There were few spells Samiel had been taught that he was allowed to use without asking for permission. After the dragonfire incident with Reynllin Celtrois and Pop and limited what Samiel was allowed to practice outside of Celtrois’s watchful eye. “Technically, I’m following the letter of the law and not the spirit.” He said aloud, reassuring himself.
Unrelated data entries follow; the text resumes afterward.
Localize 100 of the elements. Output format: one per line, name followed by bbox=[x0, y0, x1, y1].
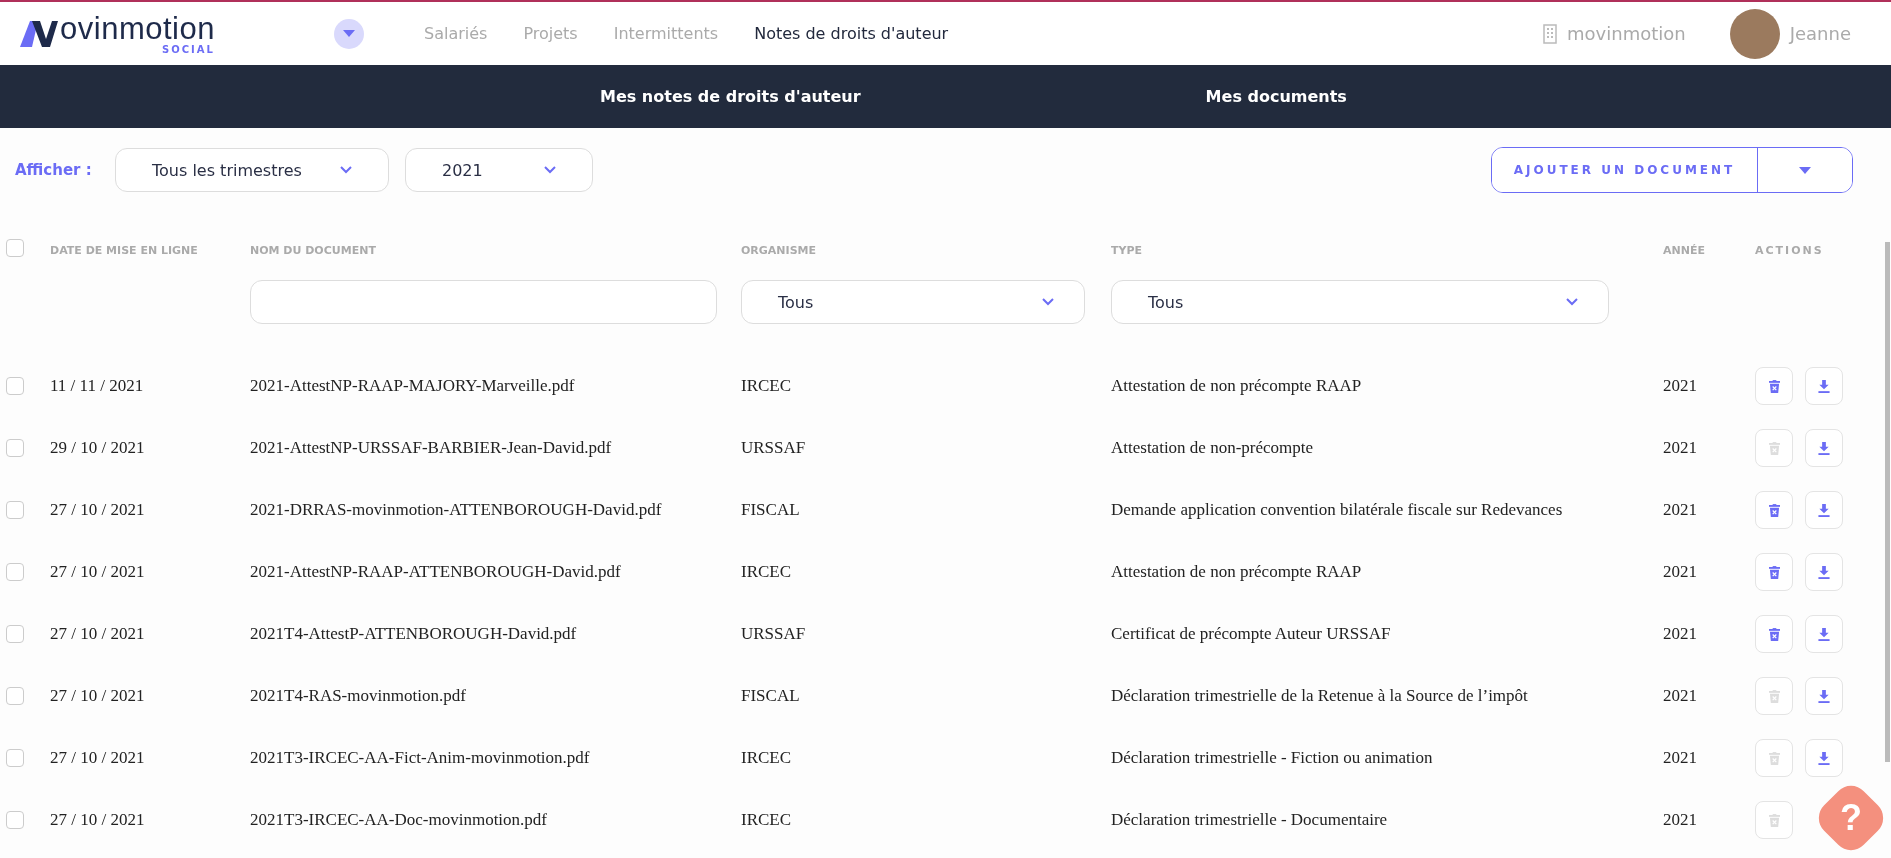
caret-icon bbox=[343, 29, 355, 38]
document-name-cell: 2021T4-AttestP-ATTENBOROUGH-David.pdf bbox=[250, 624, 577, 643]
year-cell: 2021 bbox=[1663, 686, 1697, 705]
organisme-cell: IRCEC bbox=[741, 748, 792, 767]
download-icon bbox=[1818, 565, 1830, 579]
organisme-cell: IRCEC bbox=[741, 376, 792, 395]
nav-tab[interactable]: Notes de droits d'auteur bbox=[754, 24, 949, 43]
scrollbar[interactable] bbox=[1885, 242, 1890, 762]
building-icon bbox=[1543, 23, 1558, 44]
delete-button[interactable] bbox=[1755, 367, 1793, 405]
organisme-cell: FISCAL bbox=[741, 500, 800, 519]
download-button[interactable] bbox=[1805, 739, 1843, 777]
download-icon bbox=[1818, 689, 1830, 703]
column-header: DATE DE MISE EN LIGNE bbox=[50, 243, 198, 257]
download-icon bbox=[1818, 751, 1830, 765]
document-name-cell: 2021T4-RAS-movinmotion.pdf bbox=[250, 686, 466, 705]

A map of Quel’thalas lay on the ground, held down by one hand. “A bit of hair, a memory, and a droplet of blood.” Mother could do her spells with no regents, he registered and this knowledge brought annoyance with it. He pricked his finger with the tip of his knife and waited for a small droplet of blood to well up and fall onto the map. “One blood drop.” A few scales, painfully stolen from a dragonhawk, set atop the mirror. “And for the memory…” He remembered what Astrelline smelled like, the feeling of her hands when she touched him and how it felt for his magic to be made null. Seeing her smile and say Buttons name wrong. _Button._
He didn’t need to _find_ Astrelline exactly. Just the disturbance she made. He began to whisper aloud his memories of Astrelline, focusing his magic on the map. The scales seem to burn away with the blood droplet and the paper beneath them was gone. He should have used a proper scrying mirror.
Find the disturbance. Charm a monster. Send a letter. It seemed so simple. But as the map under his hands began to grow warm he had a moment of doubt that it would work at all.